Kevin Sutherland, city administrator for Saco, called the judge’s decision “good news.” Not only did Sutherland not believe Colman had reason to bring a case to court, but based on the merits of the suit he was confident the city would have won. He echoed Murphy’s sentiment when he said the whole process was a waste of taxpayer dollars. As of deadline, a request for the amount of money spent by the city on the suit, was not returned.

Sutherland said had the property owner at 95 King St. chosen to expand the property, that decision would have gone before the planning board. Since the amendment to the contract zone was only changing who could own the property, it was a matter for only the city council. In an email to his staff in December 2016, Sutherland characterized Colman’s inquiries as “repetitive ... disruptive and keep(s) the organization from moving forward.”

In the same December email and again in May 2017, he asked all requests made to his staff by Colman above and beyond the standard requests of a resident to be directed to him personally. Sutherland said he felt his email in December has been a source of animosity and a reason behind the lawsuit. However, he maintains he is trying to be as transparent as possible, but that city staff can only do so much.

“I have incredible department heads and staff who are here to serve the public and will continue to do that to the best of their ability. It comes with respect for one another and for the process.”

Sutherland’s advice for residents who would like to remain active in the community?

“Use your three minutes during meetings, run for office, get appointed to a board or committee – there’s plenty of them with open seats.”

Colman said she doesn’t not know the plans of current Ward 3 City Councilor William Doyle to run for re-election in November, but expressed interest in running for the seat should he choose not to.

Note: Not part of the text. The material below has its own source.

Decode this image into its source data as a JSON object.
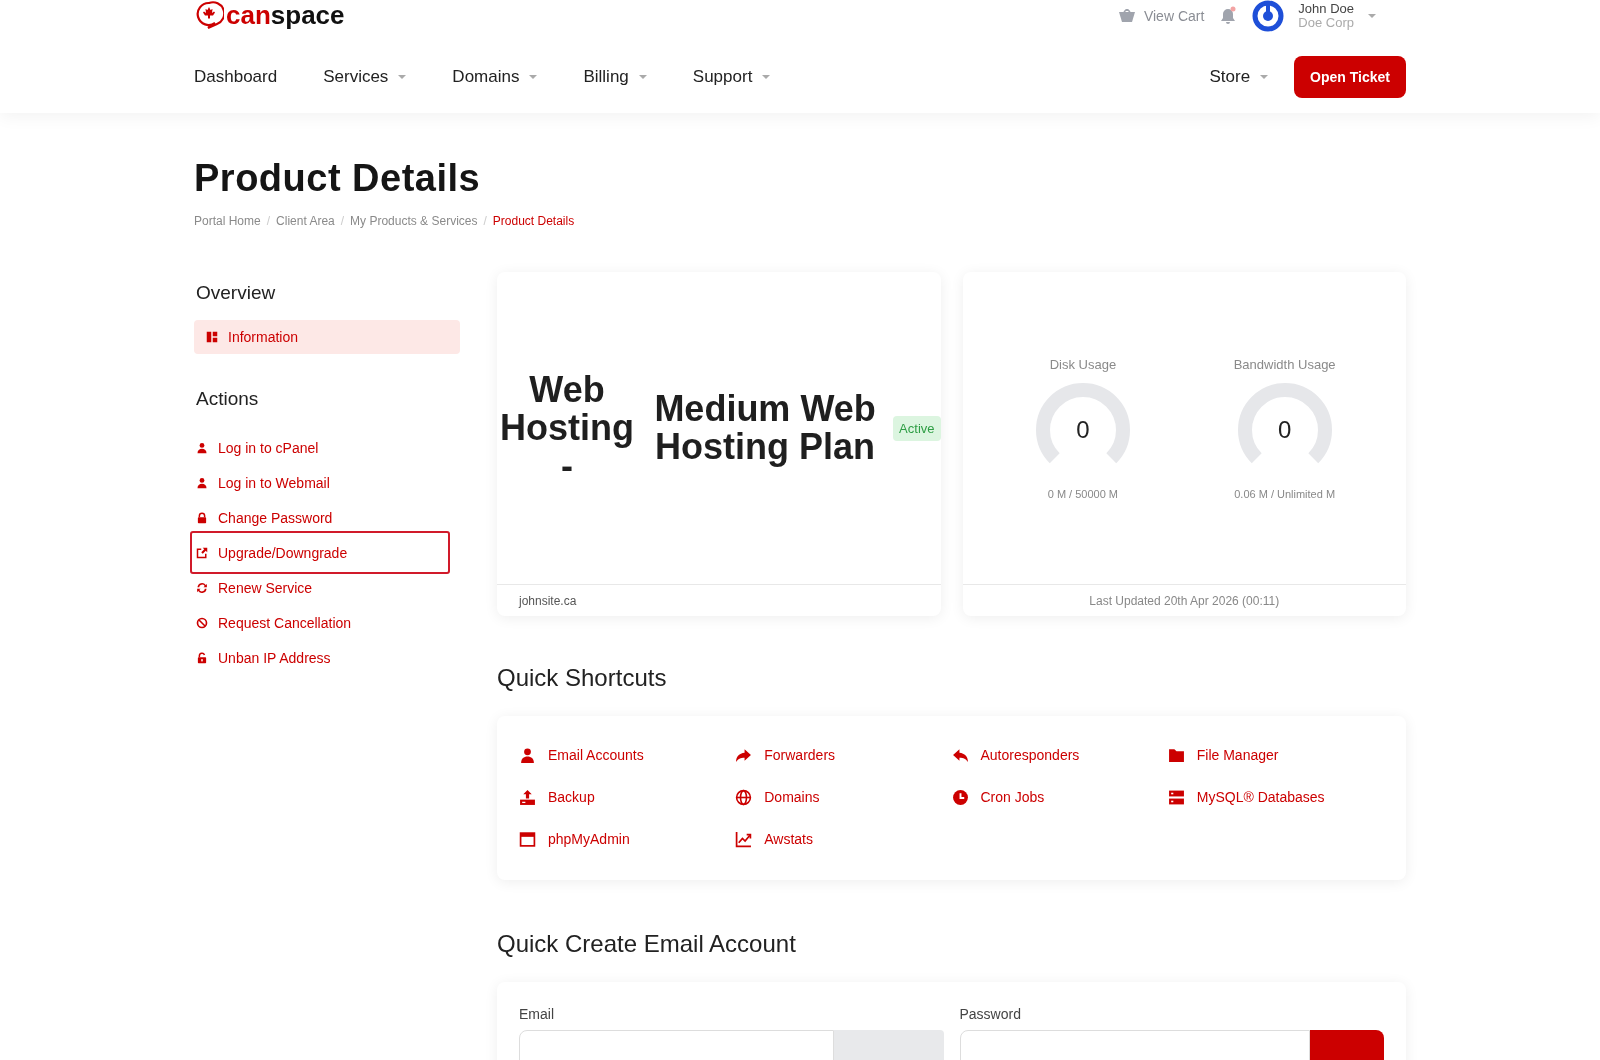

Colman said she accepts the court’s decision but will not step back. She still needs to speak to her attorney, but is interested in appealing the court’s decision if possible. Colman said all she is asking for is recognition of the concerns of Saco taxpayers.

The lawsuit was not a waste of time or money for Colman, she said, as long as both parties learned from the process and begin to make corrections. She said costs could have been avoided if Sutherland and the city had agreed to her multiple requests for mediation. While Colman wanted to clarify that watchdog group Saco Citizens for Sensible Government – a group of which she is a member – was not directly involved with the present case against the city, she encouraged Sutherland to attend their meetings and engage with members. The group would like to see information released in a more timely manner, increased accessibility on the city website and an acknowledgement of the group’s efforts.

Saco Citizens for Sensible Government, according to its website, is a nonpartisan committee formed to hold city officials accountable to budgetary concerns and encourage active civic engagement among Saco residents. Colman said they formed about six years ago and since Sutherland’s arrival in Saco in 2015 he has attended one Saco Citizens for Sensible Government meeting.

On Wednesday, May 3, Colman emailed Sutherland regarding the public hearing process for the city budget. Sutherland replied to her email the following day against the advice of the city attorney, and in the email said he didn’t understand how the Saco Citizens for Sensible Government came to have such a strong influence over city council but it has to come to an end.

“Stop with the distrust of city hall, the commandeering of the budget process and wasting staff time chasing down perceived mistakes,” Sutherland wrote.

Colman said she feels like Sutherland doesn’t want to talk to her.

“I really do like Kevin. I wish he would sit down and meet with me as a person. I’ll be the first one to offer help,” Colman said.